Not Without My Father, by Andra Watkins. Andra is a fellow-author I met at a conference, funny and brave and gritty, who resolved to walk the Natchez Trace to promote the launch of her first novel. Hers is an accidental pilgrimage, a walk she embarked on for one reason and that became transformative for another.
Wild. I watched this in an aisle seat on Air France, they of the un-edited movies, which found me glancing around during some rather explicit scenes wondering whether some passing ten-year-old was getting an eyeful. But it also found me trying to hide my full-body messy cry from my seat-mates at the end. If you watch, do it at home where you can let it all go. Reese Witherspoon plays a broken woman walking the Pacific Crest Trail, working through grief and anger and self-blame.
The Way. This is one you probably missed, and shouldn’t. Martin Sheen learns the son from whom he has become estranged has died in France, at the beginning of the pilgrimage to Santiago de Compostella in Spain.

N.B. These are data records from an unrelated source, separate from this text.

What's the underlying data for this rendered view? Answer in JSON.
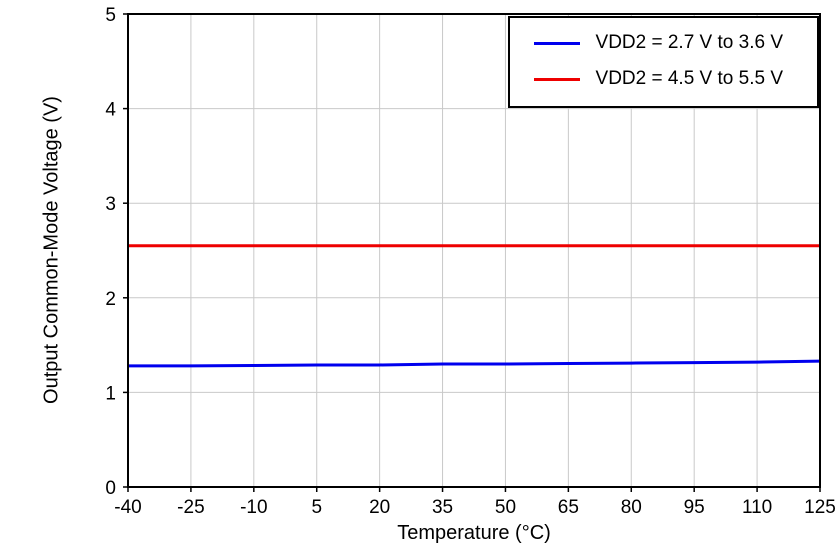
{
  "chart_data": {
    "type": "line",
    "title": "",
    "xlabel": "Temperature (°C)",
    "ylabel": "Output Common-Mode Voltage (V)",
    "xlim": [
      -40,
      125
    ],
    "ylim": [
      0,
      5
    ],
    "xticks": [
      -40,
      -25,
      -10,
      5,
      20,
      35,
      50,
      65,
      80,
      95,
      110,
      125
    ],
    "yticks": [
      0,
      1,
      2,
      3,
      4,
      5
    ],
    "grid": true,
    "grid_color": "#c9c9c9",
    "axis_color": "#000000",
    "legend_position": "top-right",
    "x": [
      -40,
      -25,
      -10,
      5,
      20,
      35,
      50,
      65,
      80,
      95,
      110,
      125
    ],
    "series": [
      {
        "name": "VDD2 = 2.7 V to 3.6 V",
        "color": "#0000ee",
        "values": [
          1.28,
          1.28,
          1.285,
          1.29,
          1.29,
          1.3,
          1.3,
          1.305,
          1.31,
          1.315,
          1.32,
          1.33
        ]
      },
      {
        "name": "VDD2 = 4.5 V to 5.5 V",
        "color": "#ee0000",
        "values": [
          2.55,
          2.55,
          2.55,
          2.55,
          2.55,
          2.55,
          2.55,
          2.55,
          2.55,
          2.55,
          2.55,
          2.55
        ]
      }
    ]
  }
}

He goes to France to collect the remains, then on an impulse sets out on the path himself, carrying his son’s ashes, meeting a Canterbury-Tales-esque assortment of fellow travelers, all equally broken, all seeking, all changed in unexpected ways.
What do you think? What journeys have changed you? Surprised you? What journeys have you been on that you didn’t realize until you saw how far you’d gone? What are your own favorite journey stories or movies? Amuse me. I’ve got a lot of packing to do, and heaven forbid I should just go about it quietly.